Ma nulla di quel che diceva la vecchia riuscì a far breccia nei loro cervelli: tutte le informazioni di agricoltura, falegnameria, idraulica e carpenteria, perfino rielaborate nelle più ardite combinazioni, non si avvicinavano neppure lontanamente a quello che le avevano visto fare.
Accadde quindi, e non fu colpa di nessuno, che la vecchina fu legata a un palo, assieme a tutte le sue polverine e medicamenti, e fu bruciata come una fiaccola a San Silvestro.

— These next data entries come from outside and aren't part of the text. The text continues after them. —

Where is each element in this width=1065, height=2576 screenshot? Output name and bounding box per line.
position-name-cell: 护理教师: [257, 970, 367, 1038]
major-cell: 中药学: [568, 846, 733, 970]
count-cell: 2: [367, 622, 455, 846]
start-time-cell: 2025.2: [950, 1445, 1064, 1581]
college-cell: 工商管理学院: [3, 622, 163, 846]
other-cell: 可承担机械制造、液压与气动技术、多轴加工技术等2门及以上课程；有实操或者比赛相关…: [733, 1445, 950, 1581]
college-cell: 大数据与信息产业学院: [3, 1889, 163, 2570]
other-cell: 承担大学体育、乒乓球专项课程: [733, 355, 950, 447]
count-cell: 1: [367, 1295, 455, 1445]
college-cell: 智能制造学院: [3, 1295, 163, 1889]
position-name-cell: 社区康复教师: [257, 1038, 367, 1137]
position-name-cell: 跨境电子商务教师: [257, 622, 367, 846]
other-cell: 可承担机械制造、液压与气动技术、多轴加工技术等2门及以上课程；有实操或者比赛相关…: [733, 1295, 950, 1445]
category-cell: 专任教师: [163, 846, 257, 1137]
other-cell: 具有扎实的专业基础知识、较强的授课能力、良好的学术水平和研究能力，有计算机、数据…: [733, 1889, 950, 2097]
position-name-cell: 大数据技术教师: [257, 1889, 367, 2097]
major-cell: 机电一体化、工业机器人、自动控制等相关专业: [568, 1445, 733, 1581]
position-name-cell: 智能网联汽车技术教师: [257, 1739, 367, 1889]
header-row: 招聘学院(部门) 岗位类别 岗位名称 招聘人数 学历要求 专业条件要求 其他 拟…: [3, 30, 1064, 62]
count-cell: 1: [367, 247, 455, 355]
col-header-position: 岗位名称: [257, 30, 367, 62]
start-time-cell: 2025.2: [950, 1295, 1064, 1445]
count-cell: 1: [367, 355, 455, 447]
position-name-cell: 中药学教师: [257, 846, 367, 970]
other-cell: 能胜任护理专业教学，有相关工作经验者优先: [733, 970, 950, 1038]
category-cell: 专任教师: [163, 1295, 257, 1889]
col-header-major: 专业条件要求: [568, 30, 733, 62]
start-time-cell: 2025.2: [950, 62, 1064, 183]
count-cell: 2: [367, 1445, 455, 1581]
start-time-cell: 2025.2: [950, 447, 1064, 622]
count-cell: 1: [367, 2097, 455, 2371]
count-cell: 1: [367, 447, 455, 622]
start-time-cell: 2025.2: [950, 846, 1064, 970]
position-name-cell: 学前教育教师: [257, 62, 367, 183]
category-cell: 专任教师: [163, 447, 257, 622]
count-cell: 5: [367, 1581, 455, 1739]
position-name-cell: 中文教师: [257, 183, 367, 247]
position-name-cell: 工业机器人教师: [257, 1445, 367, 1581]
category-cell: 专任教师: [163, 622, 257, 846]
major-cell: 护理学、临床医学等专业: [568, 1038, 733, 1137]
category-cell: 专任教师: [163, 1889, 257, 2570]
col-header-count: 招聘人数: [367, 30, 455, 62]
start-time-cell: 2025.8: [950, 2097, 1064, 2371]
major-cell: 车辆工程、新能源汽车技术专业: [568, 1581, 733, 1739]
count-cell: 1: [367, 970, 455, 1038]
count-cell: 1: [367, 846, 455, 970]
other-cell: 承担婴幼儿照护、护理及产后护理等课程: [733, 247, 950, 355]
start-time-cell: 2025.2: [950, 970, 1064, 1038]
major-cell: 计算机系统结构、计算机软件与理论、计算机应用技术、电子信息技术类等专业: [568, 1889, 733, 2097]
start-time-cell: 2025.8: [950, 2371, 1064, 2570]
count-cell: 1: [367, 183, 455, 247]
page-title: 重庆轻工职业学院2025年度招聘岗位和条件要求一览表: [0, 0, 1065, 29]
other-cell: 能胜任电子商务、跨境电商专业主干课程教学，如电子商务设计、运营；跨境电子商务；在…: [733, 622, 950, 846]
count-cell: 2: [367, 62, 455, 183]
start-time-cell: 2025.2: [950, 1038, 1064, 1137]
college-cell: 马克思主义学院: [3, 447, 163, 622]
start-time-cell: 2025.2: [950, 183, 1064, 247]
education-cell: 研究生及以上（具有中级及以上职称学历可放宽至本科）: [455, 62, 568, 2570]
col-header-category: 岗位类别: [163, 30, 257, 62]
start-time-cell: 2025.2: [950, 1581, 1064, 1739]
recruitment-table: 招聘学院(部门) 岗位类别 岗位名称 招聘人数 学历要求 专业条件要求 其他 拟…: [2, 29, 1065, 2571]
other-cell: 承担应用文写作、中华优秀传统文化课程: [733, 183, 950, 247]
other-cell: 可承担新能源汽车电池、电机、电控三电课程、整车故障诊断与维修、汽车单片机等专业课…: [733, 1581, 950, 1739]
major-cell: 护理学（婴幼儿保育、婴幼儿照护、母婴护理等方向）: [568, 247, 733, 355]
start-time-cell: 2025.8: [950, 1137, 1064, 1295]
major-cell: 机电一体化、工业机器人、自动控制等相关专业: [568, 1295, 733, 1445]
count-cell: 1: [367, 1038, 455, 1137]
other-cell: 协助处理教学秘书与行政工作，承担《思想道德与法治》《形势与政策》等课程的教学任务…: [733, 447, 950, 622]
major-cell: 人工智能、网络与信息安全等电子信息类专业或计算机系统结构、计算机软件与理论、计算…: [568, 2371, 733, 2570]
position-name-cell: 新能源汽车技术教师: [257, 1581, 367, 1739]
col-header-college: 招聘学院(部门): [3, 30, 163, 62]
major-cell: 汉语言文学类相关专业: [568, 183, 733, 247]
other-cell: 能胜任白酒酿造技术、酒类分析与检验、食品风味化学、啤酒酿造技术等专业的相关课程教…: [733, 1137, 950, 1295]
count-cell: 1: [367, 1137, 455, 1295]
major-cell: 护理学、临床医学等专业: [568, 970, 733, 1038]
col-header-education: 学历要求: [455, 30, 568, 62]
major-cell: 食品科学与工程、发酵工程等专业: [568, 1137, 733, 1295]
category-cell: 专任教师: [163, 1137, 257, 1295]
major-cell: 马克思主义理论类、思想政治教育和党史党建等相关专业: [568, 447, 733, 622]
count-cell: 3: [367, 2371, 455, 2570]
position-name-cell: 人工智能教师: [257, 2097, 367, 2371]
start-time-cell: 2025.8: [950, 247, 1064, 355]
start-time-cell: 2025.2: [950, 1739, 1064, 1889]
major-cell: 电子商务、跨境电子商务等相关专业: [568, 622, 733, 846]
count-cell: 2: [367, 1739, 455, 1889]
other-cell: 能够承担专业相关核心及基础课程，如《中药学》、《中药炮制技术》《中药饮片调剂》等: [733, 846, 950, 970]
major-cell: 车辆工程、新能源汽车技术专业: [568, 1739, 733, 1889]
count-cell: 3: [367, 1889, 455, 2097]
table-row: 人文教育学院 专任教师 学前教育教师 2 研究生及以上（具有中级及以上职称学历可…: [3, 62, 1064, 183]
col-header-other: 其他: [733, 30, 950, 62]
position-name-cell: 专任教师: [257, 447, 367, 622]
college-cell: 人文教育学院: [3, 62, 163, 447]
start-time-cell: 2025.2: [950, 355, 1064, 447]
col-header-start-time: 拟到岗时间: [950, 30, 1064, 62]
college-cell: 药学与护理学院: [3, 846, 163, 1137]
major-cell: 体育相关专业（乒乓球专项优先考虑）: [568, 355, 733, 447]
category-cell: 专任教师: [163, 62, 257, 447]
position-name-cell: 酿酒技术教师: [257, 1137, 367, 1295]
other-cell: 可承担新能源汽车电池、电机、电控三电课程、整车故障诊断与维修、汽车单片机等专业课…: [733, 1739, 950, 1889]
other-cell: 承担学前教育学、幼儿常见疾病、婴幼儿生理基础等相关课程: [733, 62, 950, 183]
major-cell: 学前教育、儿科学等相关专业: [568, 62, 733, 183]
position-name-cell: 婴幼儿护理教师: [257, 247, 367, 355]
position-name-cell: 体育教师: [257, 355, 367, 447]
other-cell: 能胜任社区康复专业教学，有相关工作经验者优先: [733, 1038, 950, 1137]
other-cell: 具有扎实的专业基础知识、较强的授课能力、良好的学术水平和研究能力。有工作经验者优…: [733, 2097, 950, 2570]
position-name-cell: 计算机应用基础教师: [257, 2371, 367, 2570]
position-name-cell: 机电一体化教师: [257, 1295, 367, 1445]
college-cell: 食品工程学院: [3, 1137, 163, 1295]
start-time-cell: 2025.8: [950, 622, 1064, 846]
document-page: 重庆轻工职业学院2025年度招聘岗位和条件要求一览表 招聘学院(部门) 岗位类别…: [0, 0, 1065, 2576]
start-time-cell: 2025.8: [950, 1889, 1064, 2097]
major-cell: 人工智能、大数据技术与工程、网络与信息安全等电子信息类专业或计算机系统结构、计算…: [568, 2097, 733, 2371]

Epilogo: bene ma non benissimo
Gli umani ballarono tutta la notte attorno al fuoco, suonarono e bevvero sidro. Picchiando uno sull’altro i calici di legno giurarono che tutte le vecchie brutte con un fare un po’ sospetto avrebbero fatto la stessa fine e che mai e poi mai il loro villaggio si sarebbe fatto contagiare da queste o altre stregonerie nate certamente in seno a Mefistofele – Apep – Chernobog – Belfagor!
Decisero di cambiare il motto della città, che da quel giorno divenne “Tutti sono i benvenuti, purché si rendano utili A MODO NOSTRO“
Il giorno successivo tutti avevano un gran mal di testa, qualcuno rimase a letto scosso dai brividi, qualcun altro aveva la tosse. E, come abbiamo detto in apertura, Uma oggi non c’è più.